Some districts have or plan to invest federal COVID-19 relief funds in teacher mental health, seeing it as a way to also improve the classroom environment, boost retention, and ultimately benefit the students themselves. Among the states that designate teacher mental health as priorities are Nebraska and Pennsylvania.

The Atlanta School District launched a service with Emory University using federal funds to provide mental health services. Called Urgent Behavioral Health Response, it funds 11 Emory clinicians who provide emotional and behavioral assistance during school hours to struggling school employees.

A district in Delaware, meanwhile, has hired two social and emotional learning coaches who work to address issues faced by teachers in the classroom.

“If you can imagine a teacher having a classroom where students are engaged, they help each other, and there’s a positive supportive culture, their job satisfaction is likely to be higher,” Jon said. Cooper, director of health and health of the Colonial School District. wellness center. “They are less likely to leave the profession, which promotes their well-being.”

Houston, which has started building soothing rooms where students can go to decompress, hopes to do the same for teachers, according to Houston Independent School District senior crisis response manager Sean Ricks, noting he’s seen a “significant increase in the number of teachers”. who were in distress.

The rooms would be different from traditional teacher break rooms and a place for teachers to go in their free time to “calm down and relax,” Ricks said, adding that they could have “had aromatherapy, can -be soft music”.

“We want them to be able to understand that sometimes we need to take mindfulness breaks and self-care breaks during the college day,” Ricks said.

An elementary school in Indiana starts the week with Mindful Mondays, where teachers guide their classes in deep breathing techniques. There are also Reflective Thursdays, where a student is invited to write a letter to a staff member to show their appreciation, and Focus Fridays, when students and teachers talk about self-care.

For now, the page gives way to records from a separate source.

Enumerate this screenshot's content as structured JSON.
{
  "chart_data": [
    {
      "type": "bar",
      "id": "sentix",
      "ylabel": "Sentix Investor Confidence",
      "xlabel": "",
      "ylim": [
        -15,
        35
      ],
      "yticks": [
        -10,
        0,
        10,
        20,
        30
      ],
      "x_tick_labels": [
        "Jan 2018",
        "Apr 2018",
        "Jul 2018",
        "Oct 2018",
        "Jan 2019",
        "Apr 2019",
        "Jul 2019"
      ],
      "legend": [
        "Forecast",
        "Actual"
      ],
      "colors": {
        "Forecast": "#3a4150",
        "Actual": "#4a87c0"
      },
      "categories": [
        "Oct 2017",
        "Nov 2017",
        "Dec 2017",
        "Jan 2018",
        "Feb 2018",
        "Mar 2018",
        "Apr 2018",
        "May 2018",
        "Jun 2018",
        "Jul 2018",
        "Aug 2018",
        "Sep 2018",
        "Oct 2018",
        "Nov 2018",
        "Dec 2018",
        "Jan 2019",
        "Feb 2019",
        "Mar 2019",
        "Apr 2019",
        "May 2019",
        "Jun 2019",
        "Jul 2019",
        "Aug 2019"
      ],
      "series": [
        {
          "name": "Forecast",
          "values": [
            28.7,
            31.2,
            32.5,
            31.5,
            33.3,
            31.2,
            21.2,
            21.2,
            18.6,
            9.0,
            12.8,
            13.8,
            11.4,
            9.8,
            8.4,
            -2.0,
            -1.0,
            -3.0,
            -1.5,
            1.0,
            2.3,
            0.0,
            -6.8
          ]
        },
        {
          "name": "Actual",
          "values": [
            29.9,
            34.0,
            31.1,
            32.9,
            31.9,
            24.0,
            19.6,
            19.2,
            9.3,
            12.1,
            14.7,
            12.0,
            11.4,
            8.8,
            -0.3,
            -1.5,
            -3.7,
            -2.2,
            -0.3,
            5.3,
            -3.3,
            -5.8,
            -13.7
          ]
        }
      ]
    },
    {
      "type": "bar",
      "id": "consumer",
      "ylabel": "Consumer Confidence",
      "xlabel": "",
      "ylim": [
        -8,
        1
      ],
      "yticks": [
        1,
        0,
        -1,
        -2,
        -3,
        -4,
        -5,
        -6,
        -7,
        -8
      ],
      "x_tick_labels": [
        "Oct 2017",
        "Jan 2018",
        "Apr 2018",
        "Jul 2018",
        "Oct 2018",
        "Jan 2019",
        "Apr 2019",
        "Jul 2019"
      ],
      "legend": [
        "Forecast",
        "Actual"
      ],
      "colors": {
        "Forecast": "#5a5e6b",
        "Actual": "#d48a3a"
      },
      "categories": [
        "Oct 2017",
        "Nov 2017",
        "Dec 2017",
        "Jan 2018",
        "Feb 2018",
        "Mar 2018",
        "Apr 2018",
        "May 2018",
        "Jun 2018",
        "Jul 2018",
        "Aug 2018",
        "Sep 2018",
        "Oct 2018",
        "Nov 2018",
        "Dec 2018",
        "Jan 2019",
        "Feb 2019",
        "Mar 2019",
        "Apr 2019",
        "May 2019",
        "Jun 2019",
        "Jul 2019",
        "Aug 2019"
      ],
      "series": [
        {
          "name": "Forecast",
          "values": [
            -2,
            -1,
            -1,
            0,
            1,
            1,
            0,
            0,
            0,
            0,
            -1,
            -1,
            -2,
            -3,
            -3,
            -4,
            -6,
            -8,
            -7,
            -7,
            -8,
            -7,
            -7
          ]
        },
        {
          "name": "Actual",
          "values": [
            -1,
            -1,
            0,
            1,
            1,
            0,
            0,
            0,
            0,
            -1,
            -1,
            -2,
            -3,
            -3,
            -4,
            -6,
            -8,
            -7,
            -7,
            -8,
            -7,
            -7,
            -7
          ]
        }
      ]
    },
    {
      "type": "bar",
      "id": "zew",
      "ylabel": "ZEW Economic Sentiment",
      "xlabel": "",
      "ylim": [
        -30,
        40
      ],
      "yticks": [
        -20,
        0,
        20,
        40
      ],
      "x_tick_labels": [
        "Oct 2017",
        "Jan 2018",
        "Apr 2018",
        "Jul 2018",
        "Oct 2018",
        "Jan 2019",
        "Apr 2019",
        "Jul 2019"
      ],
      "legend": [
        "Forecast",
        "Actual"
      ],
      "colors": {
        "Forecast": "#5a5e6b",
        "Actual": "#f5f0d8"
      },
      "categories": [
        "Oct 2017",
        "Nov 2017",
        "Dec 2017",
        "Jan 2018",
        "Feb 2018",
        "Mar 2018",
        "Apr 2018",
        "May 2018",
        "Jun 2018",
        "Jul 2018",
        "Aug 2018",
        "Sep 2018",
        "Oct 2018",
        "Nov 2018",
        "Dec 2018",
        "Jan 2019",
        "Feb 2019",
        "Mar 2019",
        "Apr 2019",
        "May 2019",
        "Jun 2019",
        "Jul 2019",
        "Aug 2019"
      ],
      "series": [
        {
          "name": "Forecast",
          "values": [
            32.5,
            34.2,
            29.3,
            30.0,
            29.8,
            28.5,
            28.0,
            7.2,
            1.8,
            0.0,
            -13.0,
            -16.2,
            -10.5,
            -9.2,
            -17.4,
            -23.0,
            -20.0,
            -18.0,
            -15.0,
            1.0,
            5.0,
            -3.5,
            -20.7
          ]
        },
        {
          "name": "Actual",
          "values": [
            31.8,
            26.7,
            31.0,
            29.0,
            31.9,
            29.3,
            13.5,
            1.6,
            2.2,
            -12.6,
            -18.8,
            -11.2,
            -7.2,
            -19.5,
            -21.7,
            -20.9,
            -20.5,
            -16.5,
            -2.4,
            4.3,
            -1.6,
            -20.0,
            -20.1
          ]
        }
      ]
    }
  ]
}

“My teachers know that when they have to take breaks throughout the day, I want them to take those breaks,” said Allison Allen-Lenzo, principal of O’Bannon Elementary School.

A growing number of groups are offering training that incorporates breathing exercises, yoga, gentle movement and meditation.

One of them is Cultivating Awareness and Resilience in Education or CARE. In studies of its use with 224 New York City teachers, researchers found statistically significant improvements, including reductions in emotional psychological distress, time stress, and improvements in the quality of teaching. classroom interactions. The researchers also found that this extended to students who showed increased engagement.

“Your stress levels can rise without you even realizing it because your attention is so outwardly focused on everything that’s going on around you,” said Tish Jennings, a professor of education at the University. of Virginia who led the team that developed CARE and was the principal investigator. study the program. “So what these practices do is build the ability to be more aware of how you’re feeling at any given moment, so you can be proactive.”

Back in New Hampshire, educators pushed the tables apart and mastered a series of stretching movements known as qigong. Then they gathered in a circle for an exercise to synchronize their nervous system. Known as the Collective Rhythm, they began clapping and snapping their fingers in unison.

The Regulated Classroom educators I think these new tools – although at first sight a little unorthodox – have reinvigorated them. Bowden-Gurley felt they allowed her to “train her brain to think differently” and planned to use them in the classroom to build a better sense of community and more trust with her students.

Kelly Hurd, a kindergarten teacher, said the training gave her an idea of ​​what’s possible for the new school year.

“I love teaching and I love kids, but it’s also tough,” said Hurd, who experienced burnout before the pandemic and was part of the New Hampshire roster. “The pandemic has been so harsh, so impactful and so stressful. I feel a sense of renewal and excitement and feel like I’ve been given permission to have more fun and focus on joy in school.